On 2 October 2007, another fire started in the market, spreading rapidly. The fire reportedly was caused by a fired shell during a brief fight between the re-liberation forces against Ethiopian forces and their allied transitional government forces nearby.

On 15 October 2009, Al-Shabab insurgents shelled the Bakara Market with mortars, killing 20 people and wounding 58 others.

On 1 May 2010, two bombs detonated at a mosque near the market, killing 39 people and wounding 70.

On 12 May 2011 the African Union Mission to Somalia and the Transitional Federal Government launched an offensive towards the market to clear out Al-Shabaab.

On 14 May 2011 heavy shelling hit the market resulting in at least 14 civilian casualties. Most of the civilians killed were women doing their shopping, and one child was also among those killed.

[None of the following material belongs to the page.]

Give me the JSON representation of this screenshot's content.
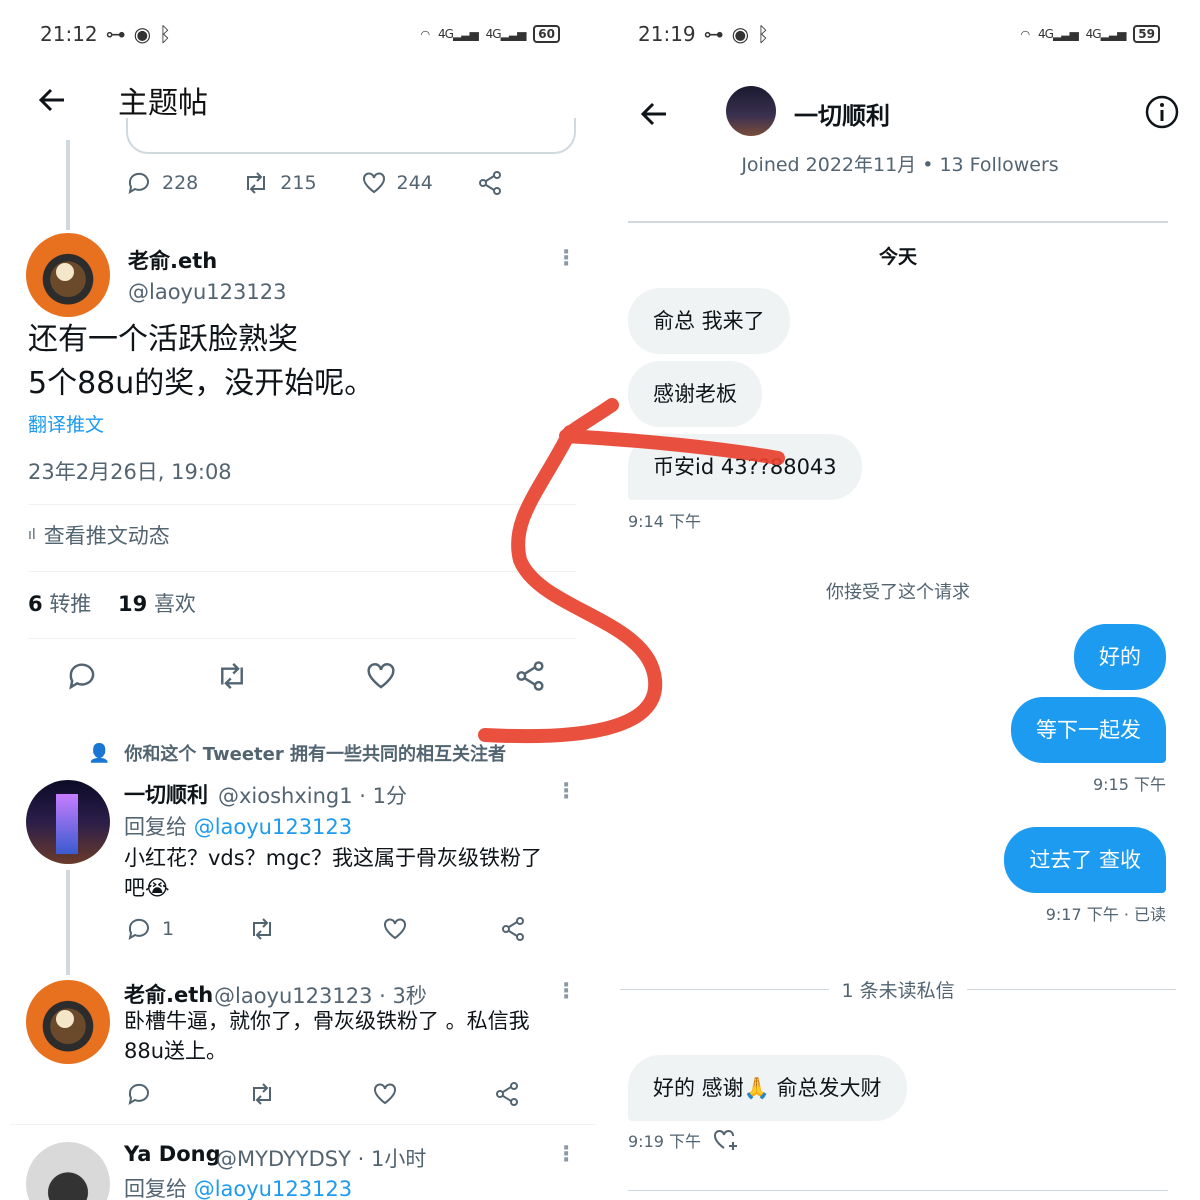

In November 2012, the head of Bakara’s business community, businessman Ahmed Nure Awdiini, was shot dead outside his office in Mogadishu.

On 6 February 2024, at least ten people were killed and at least twenty others were injured in a quadruple bombing at the market.

== Security checkpoint ==
The security checkpoint for the market was controlled for a time by Mohamed Qanyare Afrah, a Mogadishu faction leader who was appointed Minister of National Security by the Transitional Federal Government. The checkpoints for the market were removed in June 2005 as part of the Green Leaf for Democracy (GLED) initiative of a "Global Week against Small Arms."